A maturidade aparece como um dos fatores que mais diferenciam os negócios. Entre as empresas que faturam até R$ 60 mil, 37,7% têm no máximo seis meses de existência. Já na faixa entre R$ 1 milhão e R$ 4,8 milhões, somente 1,1% são tão recentes, enquanto 19,7% possuem mais de duas décadas de atividade.
O setor de Serviços, apesar de concentrar 63,1% das empresas brasileiras analisadas, apresenta faturamento médio de R$ 332,7 mil, cerca de 17% abaixo da média geral de R$ 402,1 mil. O Financeiro ocupa o extremo oposto: representa apenas 1,5% da base, mas alcança R$ 927,2 mil, quase três vezes a média registrada em Serviços.
Maioria das empresas está nas menores faixas de faturamento
O levantamento mostra que 63,4% dos negócios faturam até R$ 300 mil por ano. Outros 12,1% estão entre R$ 300 mil e R$ 500 mil, 13,6% entre R$ 500 mil e R$ 1 milhão e somente 10,9% alcançam a faixa de R$ 1 milhão a R$ 4,8 milhões.
Além do Financeiro, os setores Primário e de Comércio superam a média geral, com faturamentos estimados em R$ 582,7 mil e R$ 567,3 mil, respectivamente. A Indústria registra R$ 389,4 mil e o Terceiro Setor aparece com a menor média entre os segmentos informados, de R$ 286,7 mil.
Segundo Viviane Moura, diretora de serviços de crédito da Serasa Experian, diferenças de setor e estágio de maturidade ajudam a dimensionar a capacidade financeira dos negócios e são relevantes para as análises realizadas por quem concede crédito.
Norte tem maior faturamento médio, apesar de reunir apenas 4,8% das empresas
O recorte geográfico apresenta outro contraste. Embora o Sudeste concentre 51,4% das empresas analisadas, seu faturamento médio, de R$ 395,9 mil, fica abaixo do Norte, Centro-Oeste e Sul.
O Norte lidera com R$ 432 mil, mesmo representando somente 4,8% da base. O Centro-Oeste aparece praticamente empatado, com R$ 431,4 mil, seguido pelo Sul, com R$ 414 mil. O Nordeste registra a menor média regional, de R$ 377,1 mil. Segundo o estudo, o resultado do Norte é influenciado pela maior concentração de Empresas de Pequeno Porte (EPPs) na região.
A distribuição das empresas entre as regiões, entretanto, varia pouco conforme a faixa de faturamento. O Sudeste permanece próximo da metade da base nos diferentes grupos, sinalizando, segundo a análise, menor diferenciação regional do que aquela observada por setor e tempo de existência.

Faturamento maior acompanha melhora no score de crédito
A diferença também aparece no perfil de crédito. Entre empresas com faturamento de até R$ 60 mil, 86,5% têm score de até 500. Na faixa de R$ 1 milhão a R$ 4,8 milhões, essa proporção cai para 51,8%. Consequentemente, a participação com score superior a 500 avança de 13,5% para 48,2%.

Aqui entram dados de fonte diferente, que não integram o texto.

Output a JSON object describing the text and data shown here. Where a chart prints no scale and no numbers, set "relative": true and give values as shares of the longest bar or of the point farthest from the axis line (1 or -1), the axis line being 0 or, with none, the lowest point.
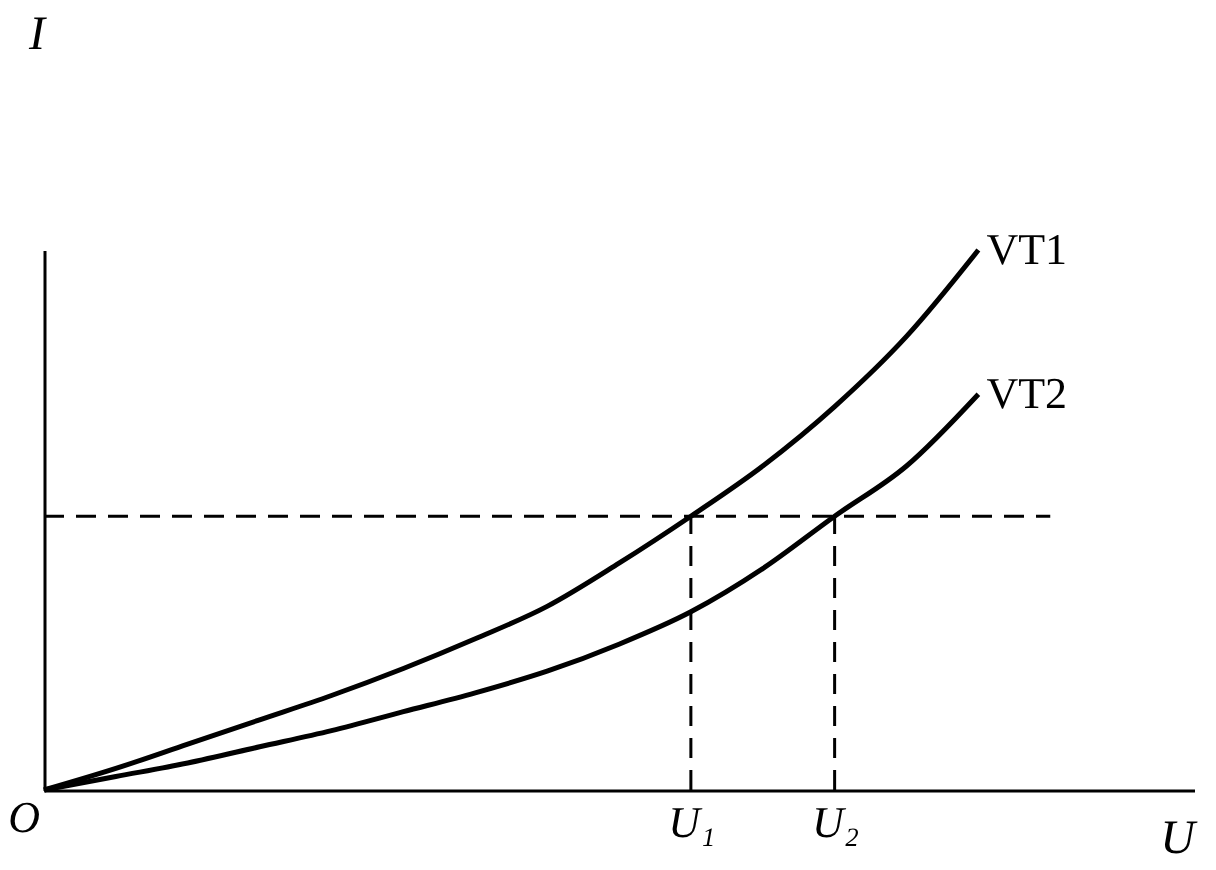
{
  "chart_data": {
    "type": "line",
    "relative": true,
    "xlabel": "U",
    "ylabel": "I",
    "annotations": [
      "O"
    ],
    "categories": [
      null,
      null,
      null,
      null,
      null,
      null,
      null,
      null,
      null,
      "U₁",
      null,
      "U₂",
      null,
      null,
      null,
      null,
      null
    ],
    "series": [
      {
        "name": "VT1",
        "color": "#000000",
        "values": [
          0,
          0.04,
          0.085,
          0.13,
          0.175,
          0.225,
          0.28,
          0.34,
          0.42,
          0.507,
          0.6,
          0.71,
          0.84,
          1,
          null,
          null,
          null
        ]
      },
      {
        "name": "VT2",
        "color": "#000000",
        "values": [
          0,
          0.025,
          0.05,
          0.08,
          0.11,
          0.145,
          0.18,
          0.22,
          0.27,
          0.33,
          0.41,
          0.507,
          0.6,
          0.733,
          null,
          null,
          null
        ]
      }
    ],
    "ref_lines": [
      {
        "axis": "y",
        "value": 0.507,
        "line_style": "dashed"
      },
      {
        "axis": "x",
        "value": "U₁",
        "line_style": "dashed"
      },
      {
        "axis": "x",
        "value": "U₂",
        "line_style": "dashed"
      }
    ],
    "grid": false,
    "legend": false,
    "marker": "none",
    "line_style": "solid"
  }
}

O contraste aumenta nos scores acima de 700. Apenas 2,3% das empresas da menor faixa de faturamento atingem esse nível, contra 25,3% entre os negócios que faturam de R$ 1 milhão a R$ 4,8 milhões. A participação é, portanto, cerca de 11 vezes maior no grupo de maior faturamento analisado.

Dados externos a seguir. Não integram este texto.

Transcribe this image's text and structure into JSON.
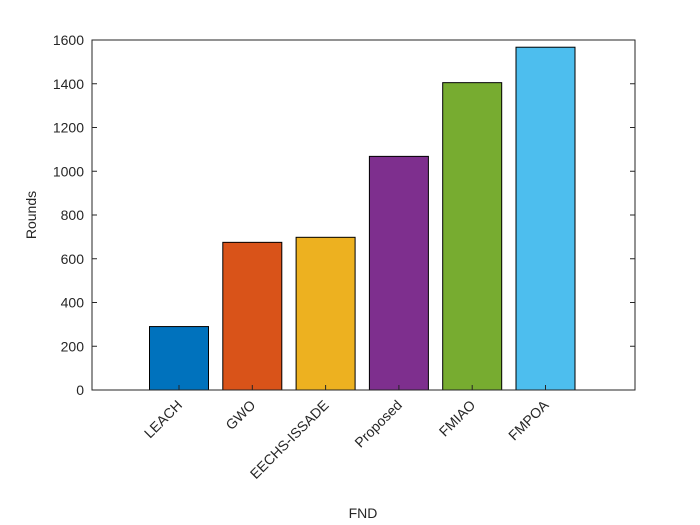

Os dados integram a solução de Faturamento Estimado da Serasa Experian. A nova versão do Faturamento PJ passou a incorporar informações da Central de Recebíveis (CERC), combinando o faturamento estimado ao histórico de recebíveis e a outras informações utilizadas na avaliação de porte e risco de crédito. Os valores apresentados no estudo são estimativas dos modelos utilizados e não correspondem ao faturamento declarado individualmente pelas empresas.